State shield laws can protect journalists from subpoenas issued by state and local government agencies and officials.
The National Newspaper Association will be lobbying on behalf of the proposal on Capitol Hill, according to Tonda Rush, the organization’s public policy director.
“Our society extends privileges against testimony to a great number of people because it believes that allowing subpoenas to invade confidential relationships is bad for those relationships–which our country has traditionally believed are important,” Rush said. “Reporters, likewise, need to have some freedom to protect the relationships involved in newsgathering if our society is to benefit from their efforts.”
Rush added that she believes the legislation is vitally important to the public.
“We believe that the public is gradually losing something it will sorely miss–and that is the ability of the press to gather information from people whose lives and livelihoods may be at risk if they are identified,” Rush said. “If there isn’t some sensible legal protection established soon, the public will be the loser.”
David Kidwell is a Miami Herald investigative reporter who was subpoenaed in 1996 by Florida state prosecutors. Prosecutors ordered him to testify about an interview he conducted in 1994 with a murder suspect on trial. Kidwell was sentenced to 70 days in jail for refusing to testify, but was released by a federal judge after two weeks, after his case appeared in national headlines.
Kidwell said the public needs to know that journalists’ jobs are to police the government and keep it “honest.”
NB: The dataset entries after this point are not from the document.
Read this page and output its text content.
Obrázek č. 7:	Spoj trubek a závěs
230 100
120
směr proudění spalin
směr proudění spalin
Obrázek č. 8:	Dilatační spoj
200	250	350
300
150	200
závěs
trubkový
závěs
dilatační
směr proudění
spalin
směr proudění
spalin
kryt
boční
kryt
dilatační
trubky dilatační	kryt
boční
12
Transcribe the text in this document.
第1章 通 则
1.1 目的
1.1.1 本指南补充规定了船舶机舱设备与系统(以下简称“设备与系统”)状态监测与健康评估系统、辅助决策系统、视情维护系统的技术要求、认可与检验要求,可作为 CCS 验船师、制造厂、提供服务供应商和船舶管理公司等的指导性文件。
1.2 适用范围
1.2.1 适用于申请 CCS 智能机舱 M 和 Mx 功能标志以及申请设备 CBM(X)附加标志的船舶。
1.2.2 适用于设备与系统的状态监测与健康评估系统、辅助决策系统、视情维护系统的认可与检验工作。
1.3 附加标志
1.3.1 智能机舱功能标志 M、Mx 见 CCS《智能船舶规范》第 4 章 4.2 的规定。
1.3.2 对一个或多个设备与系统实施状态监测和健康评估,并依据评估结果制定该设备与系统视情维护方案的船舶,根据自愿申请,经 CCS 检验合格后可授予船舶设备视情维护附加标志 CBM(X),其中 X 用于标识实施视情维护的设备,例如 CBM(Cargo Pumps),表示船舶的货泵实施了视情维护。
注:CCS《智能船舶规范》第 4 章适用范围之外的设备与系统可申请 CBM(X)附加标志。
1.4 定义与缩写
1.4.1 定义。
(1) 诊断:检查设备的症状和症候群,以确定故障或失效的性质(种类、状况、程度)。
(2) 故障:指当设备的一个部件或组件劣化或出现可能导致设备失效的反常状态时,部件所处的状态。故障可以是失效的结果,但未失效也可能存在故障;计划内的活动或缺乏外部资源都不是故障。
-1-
“The only tool [journalists] have is our word, our promise, and now it appears that the government, in some cases, is trying to take that away,” Kidwell said. “What I learned from my experience is that promises transcend the law, and [journalists] cannot earn respect for these principles by compromising on them. A watchdog free press is the only thing that stands between [the public] and a loss of democracy.”
No action has yet been taken on the bill other than its introduction in the House and Senate. Hearings, as well as votes in the House Judiciary Committee, are expected to be held in the near future.